On Mon, 19 Jun 2006 10:35:18 +0200
Ingo Molnar <[email protected]> wrote:
>
> * Andrew Morton <[email protected]> wrote:
>
> > OK. That sucks. A sufficiently large machine with the right mix of
> > latencies will get hit by the NMI watchdog in write_lock_irq().
> >
> > But presumably the situation is much worse with CONFIG_DEBUG_SPINLOCK
> > because of that __delay().
> >
> > So how about we remove the __delay() (which is wrong anyway, because
> > loops_per_jiffy isn't calculated with a write_trylock() in the loop
> > (which means we're getting scarily close to the NMI watchdog at
> > present)).
> >
> > Instead, calculate a custom loops_per_jiffy for this purpose in
> > lib/spinlock_debug.c?
>
> hm, that would be yet another calibration loop with the potential to be
> wrong (and which would slow down the bootup process).
We should be able to do it in two jiffies, max.
> If loops_per_jiffy
> is wrong then our timings are toast anyway.
loops_per_jiffy measures how long we can run __delay(), which is basically
two rdtsc's (x86_64). But in __write_lock_debug() we're also doing a
failed write_trylock(), so it'll take more than a second. Perhaps a lot
more, depending on relative speeds, and whether the lock is exclusive-owned
in another CPU (it often will be).
... which means that calculating loops_per_jiffy_for_write_lock_debug will
be hard - need to have N other CPUs simultaneously hammering the lock for
reading (!)
Maybe we just shouldn't enable this code if the CPU doesn't have an
rdtsc-like thingy we can get at.
> I think increasing the timeout to 60 secs ought to be enough - 1 sec was
> a bit too close to valid delays and i can imagine really high loads
> causing 1 sec delays (especially if something like SysRq-T is holding
> the tasklist_lock for long).
No way can _this_ workload be taking the lock for anything like that amount
of time. We have
- one CPU taking the lock for reading, looking to see if a page is in
pagecache.
- the same CPU taking the lock for writing, adding pages to pagecache.
This is infrequent on average because we need to modify the contents of
each page.
- one CPU perhaps taking the lock for writing running page reclaim at the
same average rate as the rate of pagecache consumption. Also slow.
Each of these code paths are really short, and relatively infrequent.
There's just no way that a write_lock on tree_lock should be taking a
second (more than a second, but we don't know how much more).
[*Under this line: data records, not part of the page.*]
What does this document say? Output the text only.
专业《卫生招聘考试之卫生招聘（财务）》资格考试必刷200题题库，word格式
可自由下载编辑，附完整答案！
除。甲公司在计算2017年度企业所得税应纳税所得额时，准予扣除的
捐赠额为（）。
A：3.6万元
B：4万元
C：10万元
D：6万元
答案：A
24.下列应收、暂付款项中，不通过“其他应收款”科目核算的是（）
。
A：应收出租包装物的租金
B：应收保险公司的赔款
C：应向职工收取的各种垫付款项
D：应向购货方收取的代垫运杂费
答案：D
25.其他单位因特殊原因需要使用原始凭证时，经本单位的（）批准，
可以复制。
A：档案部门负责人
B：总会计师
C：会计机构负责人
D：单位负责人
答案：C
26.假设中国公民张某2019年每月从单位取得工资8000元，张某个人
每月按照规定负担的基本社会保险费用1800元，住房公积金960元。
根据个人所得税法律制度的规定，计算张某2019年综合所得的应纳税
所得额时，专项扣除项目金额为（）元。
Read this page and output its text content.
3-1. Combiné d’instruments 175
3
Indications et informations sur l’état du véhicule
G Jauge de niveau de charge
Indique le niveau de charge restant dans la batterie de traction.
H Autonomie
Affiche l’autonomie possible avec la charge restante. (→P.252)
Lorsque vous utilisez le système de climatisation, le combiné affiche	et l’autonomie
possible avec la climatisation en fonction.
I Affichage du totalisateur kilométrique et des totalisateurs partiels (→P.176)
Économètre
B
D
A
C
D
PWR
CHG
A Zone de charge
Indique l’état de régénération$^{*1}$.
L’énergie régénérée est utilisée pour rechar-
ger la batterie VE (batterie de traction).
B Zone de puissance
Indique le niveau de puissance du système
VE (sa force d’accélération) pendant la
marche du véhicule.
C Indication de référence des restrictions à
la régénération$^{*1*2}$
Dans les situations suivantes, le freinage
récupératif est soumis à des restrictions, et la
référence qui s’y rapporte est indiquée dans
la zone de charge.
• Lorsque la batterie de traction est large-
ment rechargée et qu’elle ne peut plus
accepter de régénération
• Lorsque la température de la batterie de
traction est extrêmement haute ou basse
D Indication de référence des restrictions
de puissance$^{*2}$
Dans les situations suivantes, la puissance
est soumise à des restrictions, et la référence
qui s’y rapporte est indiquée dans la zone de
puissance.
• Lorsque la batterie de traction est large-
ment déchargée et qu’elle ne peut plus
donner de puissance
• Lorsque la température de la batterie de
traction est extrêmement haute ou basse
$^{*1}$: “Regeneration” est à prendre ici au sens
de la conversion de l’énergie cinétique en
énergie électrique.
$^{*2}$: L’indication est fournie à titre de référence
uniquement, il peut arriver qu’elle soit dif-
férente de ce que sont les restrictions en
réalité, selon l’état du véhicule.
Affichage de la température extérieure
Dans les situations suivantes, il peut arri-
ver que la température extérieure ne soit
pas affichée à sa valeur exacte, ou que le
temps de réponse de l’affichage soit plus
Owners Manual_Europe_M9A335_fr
Surely something is busted.
> The write_trylock + __delay in the loop is not a problem or a bug, as
> the trylock will at most _increase_ the delay - and our goal is to not
> have a false positive, not to be absolutely accurate about the
> measurement here.
Precisely. We have delays of over a second (but we don't know how much
more than a second). Let's say two seconds. The NMI watchdog timeout is,
what? Five seconds?
That's getting too close. The result will be a total system crash. And RH
are shipping this.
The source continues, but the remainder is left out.